Da qualche anno il Professor Luciano Floridi parla di OnLife, un neologismo che si riferisce all’esperienza in cui “non si distingue più tra online o offline” e dove “non è più [neanche] ragionevole chiedersi se si è online o offline”. Nell’Online Manifesto da lui coordinato nel 2015 si premette che “siamo probabilmente l’ultima generazione a sperimentare una chiara differenza tra offline e online […] le dicotomie scontate come quelle fra reale e digitale o umano e macchina non sono più sostenibili in maniera nitida”.
I referendum online dell’associazione Luca Coscioni
Nell’estate del 2021, per la prima volta nella storia della Repubblica italiana, e unico caso al mondo, l’Associazione Luca Coscioni ha raccolto oltre 1 milione di firme online a sostegno di referendum su eutanasia e cannabis. La sottoscrizione dei quesiti era stata resa possibile dall’anticipo dell’entrata in vigore di una norma adottata dal Governo nel 2020 per rispondere a una serie di osservazioni del Comitato Onu sui diritti umani e dalla possibilità di poter utilizzare un service provider privato, già autorizzato per altri tipi di firme digitali e registrato con AGID, per consentire l’esercizio di un diritto politico grazie a lo SPID e altre modalità meno conosciute.
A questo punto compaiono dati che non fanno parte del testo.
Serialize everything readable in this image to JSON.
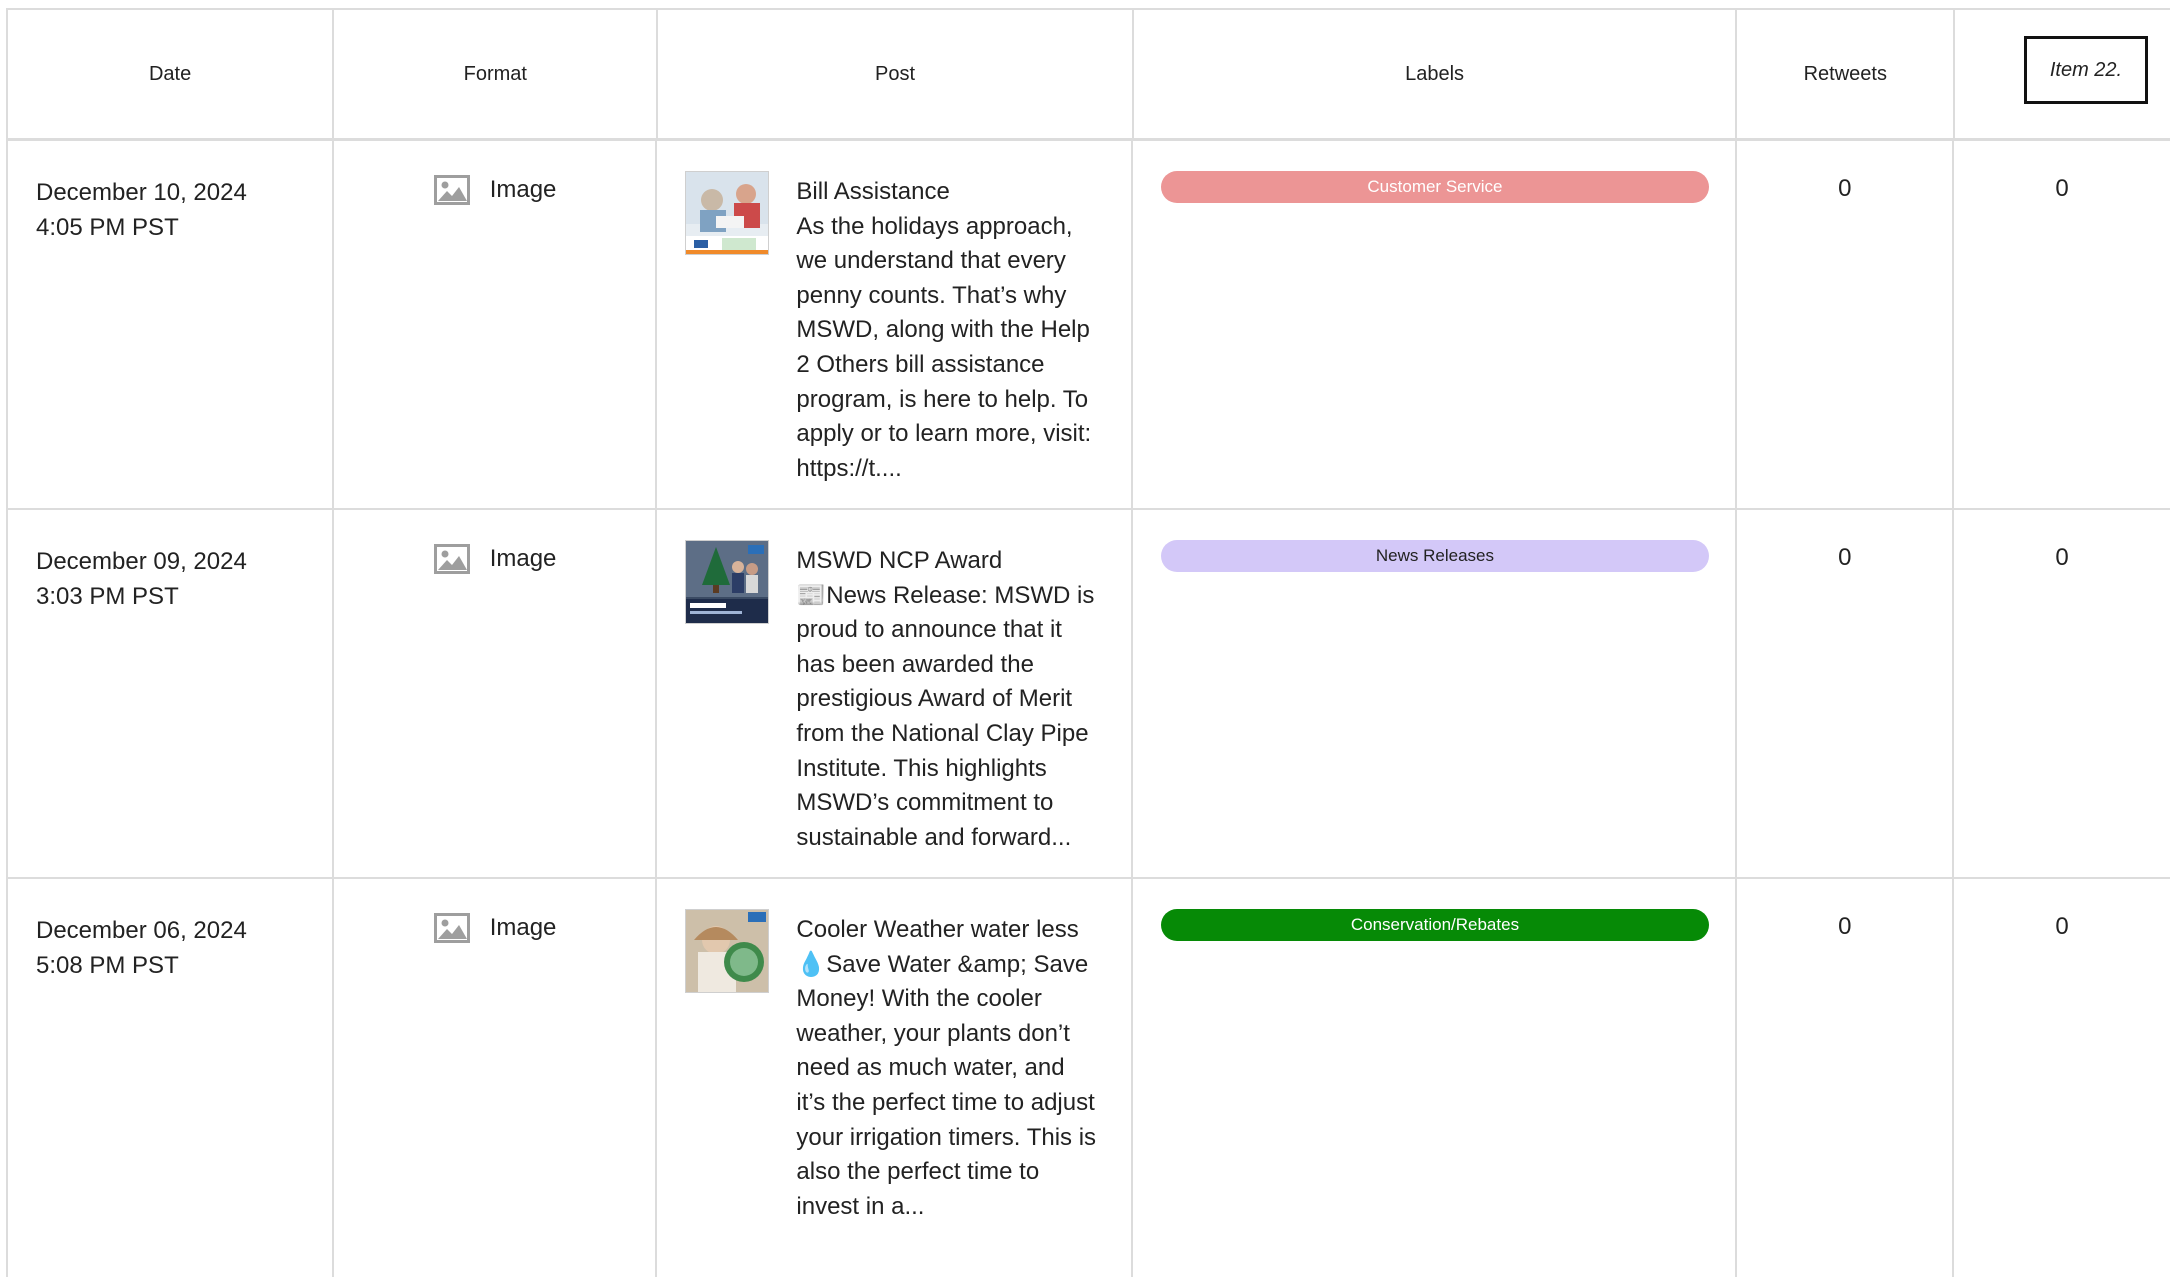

L’anticipo dell’entrata in vigore ad agosto 2021 delle norme adottate l’anno prima in conseguenza della decisione del Comitati diritti umani dell’Onu nel caso Staderini/De Lucia vs Italy, dava seguito a un accordo informale raggiunto dall’Associazione Luca Coscioni con il ministro Vittorio Colao per cui, in assenza di una piattaforma pubblica, i promotori del referendum si sarebbero adoperati per trovarne una con caratteristiche simili.
Lo SPID ha consentito di raccogliere 500.000 firme in 6 giorni in calce al referendum sulla cannabis. Una partecipazione straordinaria che in un mese ha fatto raccogliere oltre un milione di firme per entrambi i quesiti per i due referendum. L’inizio dell’autunno è stato invece caratterizzato dallo scetticismo di costituzionalisti e intellettuali.
Per scrivere un referendum occorrono conoscenze specifiche relative alle norme che si vogliono eliminare e competenze tecniche per un ritaglio che non sia manipolativo di leggi la cui abrogabilità è consentita dalla Costituzione. Altrettante competenze e conoscenze devono essere poi attivate per presentare alla Consulta delle memorie a sostegno dei quesiti.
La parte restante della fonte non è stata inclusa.